Hall Research CEO Ali Haghjoo Extends Video Expertise in response to Customer Needs
NAME: Ali Haghjoo
COMPANY: Hall Research
OVERTIME: Beginning with his work on electronic systems for the aerospace industry, Ali Haghjoo’s vision took flight at a time when video standards became as complex as rocket science.
Haghjoo discusses a test procedure of a video switcher with a technician circa 1994.
SCN: At what point did you realize that you were destined for a career in technology?
Ali Haghjoo: This may sound cliché, but as early as I can remember. As a child I could not wait to disassemble the toys I had to check out all the mechanisms and try to figure out how the gears, springs, and everything made it work. In the early sixties the only electrical things in toys were motors and sometimes lamps. Part of this, I am sure, was my dad’s influence, who was a mechanical engineer. He kept all his technical books from college accessible at home and encouraged me to grab and leaf through any book. I used to ask him to explain some of the intriguing diagrams that I found in them, and he would do that with delight.
SCN: After receiving your masters in electrical engineering from the University of California at Irvine, you began your career in the aerospace industry in 1981. How did your work in that field prepare you for your role in the AV industry?
AH: That’s an excellent question. Aerospace covers a broad range of disciplines. My work was mainly in the area of electronic systems. Some of the designs I was involved with had a good chunk of analog circuits (things like conditioning the signals that come from various sensors), conversion between analog and digital formats, logic circuits that manipulated and fed the digital information to a computer with a central processing unit and software.
The knowledge that I was gaining was inevitably preparing me for the next phase of my career, which started with building computer terminals. A computer terminal was basically a keyboard with a monochrome video display that connected to a big mainframe computer.
CEO Ali Haghjoo and his wife, Gail Haghjoo, CFO of Hall Research.
SCN: In 1984, you and Leonard Rezac founded H&R Technology, manufacturing transducer signal conditioners for the aerospace industry, and later expanding into PC peripherals. When you bought out Rezac 1992 and incorporated Hall Research Technologies in 1995, what was your vision for video distribution?
AH: At that time, PC video standard quickly went from CGA, to a short lived EGA, and landed on VG A—which amazingly is still around, though its days may be numbered. I immediately started making video DAs, matrix switches, and extenders that conditioned or restored the video signal quality after it had traversed over a long multi-coaxial cable. The ubiquity of cheap twisted pair cabling and its ease of termination (putting the connectors on each end) as compared to multi-coaxial cables, made us to be one of the first companies to offer video extension products that use twisted pair cabling.
SCN: What drives your product development process?
AH: There is more than one driver for that. Our product manager’s job is to have an eye toward leading edge and future technologies and help define and position our development activities accordingly. An example of that is our adoption of WebSocket technology in our VSA-51 room control systems to provide real-time bi-directional communications over IP . On the other hand, listening to the needs of our customers has been key to our continued growth and long-term success.

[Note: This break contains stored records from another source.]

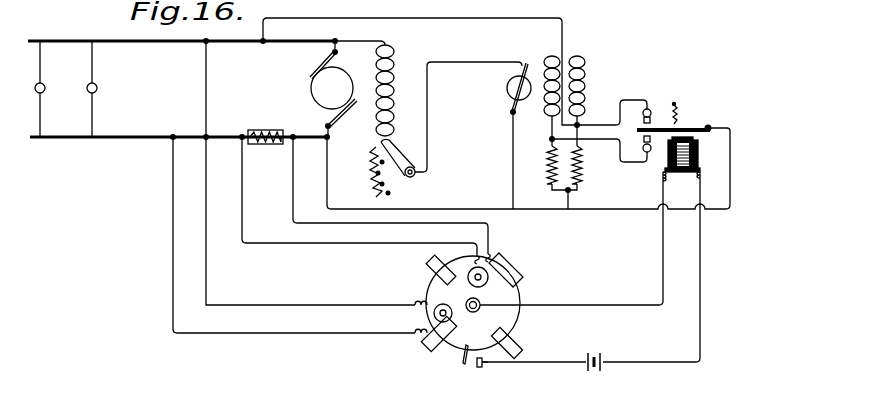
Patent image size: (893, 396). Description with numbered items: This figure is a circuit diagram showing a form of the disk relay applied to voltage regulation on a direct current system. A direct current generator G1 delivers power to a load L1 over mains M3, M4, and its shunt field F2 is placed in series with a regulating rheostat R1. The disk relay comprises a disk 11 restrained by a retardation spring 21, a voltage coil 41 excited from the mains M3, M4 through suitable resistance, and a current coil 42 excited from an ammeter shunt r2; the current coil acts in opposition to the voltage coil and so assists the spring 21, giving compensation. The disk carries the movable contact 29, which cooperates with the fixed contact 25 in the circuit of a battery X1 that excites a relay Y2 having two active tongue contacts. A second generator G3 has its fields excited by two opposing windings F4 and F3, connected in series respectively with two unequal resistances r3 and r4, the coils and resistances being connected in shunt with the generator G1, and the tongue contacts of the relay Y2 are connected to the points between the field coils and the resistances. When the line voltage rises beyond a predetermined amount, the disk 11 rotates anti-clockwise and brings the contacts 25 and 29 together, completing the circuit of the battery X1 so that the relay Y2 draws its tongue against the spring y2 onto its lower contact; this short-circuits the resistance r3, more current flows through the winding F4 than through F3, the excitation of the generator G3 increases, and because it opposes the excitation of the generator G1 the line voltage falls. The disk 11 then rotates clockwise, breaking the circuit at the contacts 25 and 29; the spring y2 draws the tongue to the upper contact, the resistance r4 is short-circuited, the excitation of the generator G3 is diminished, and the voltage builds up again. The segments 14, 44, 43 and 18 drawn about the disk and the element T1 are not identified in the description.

The load L1 is at (96, 85).
The main M3 is at (175, 43).
The main M4 is at (137, 140).
The ammeter shunt r2 is at (263, 144).
The direct current generator G1 is at (315, 89).
The shunt field F2 is at (397, 56).
The regulating rheostat R1 is at (393, 161).
The generator G3 is at (505, 89).
The field winding F3 is at (586, 88).
The field coil F4 is at (548, 105).
The resistance r3 is at (584, 169).
The resistance r4 is at (588, 167).
The spring y2 is at (666, 101).
The relay Y2 is at (677, 138).
The disk 11 is at (505, 301).
The retardation spring 21 is at (468, 302).
The current coil 42 is at (489, 281).
The voltage coil 41 is at (433, 314).
The contact segment 14 is at (428, 264).
The contact segment 44 is at (514, 262).
The contact segment 43 is at (431, 348).
The contact segment 18 is at (519, 337).
The movable contact 29 is at (464, 367).
The fixed contact 25 is at (485, 369).
The battery X1 is at (594, 349).
The terminals T1 is at (373, 330).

The feedback from our technical support and sales teams is paramount in setting the course of product development.
SCN: What is the greatest challenge facing the video industry?
AH: Wouldn’t it be something if you glanced at tomorrow’s daily horoscope and saw that for all 12 signs it says the same thing: “Exciting times are ahead”? I honestly believe that to be the case, so I welcome challenges. Obviously the transition from analog audio/video to digital is well on its way. The next challenge is its transition to computer networks and the internet. So far, maintaining broadcast quality HD AV with lossless compression requires a lot of bandwidth, but as early success of Apple TV and Google TV suggest, there are huge potentials yet to be explored.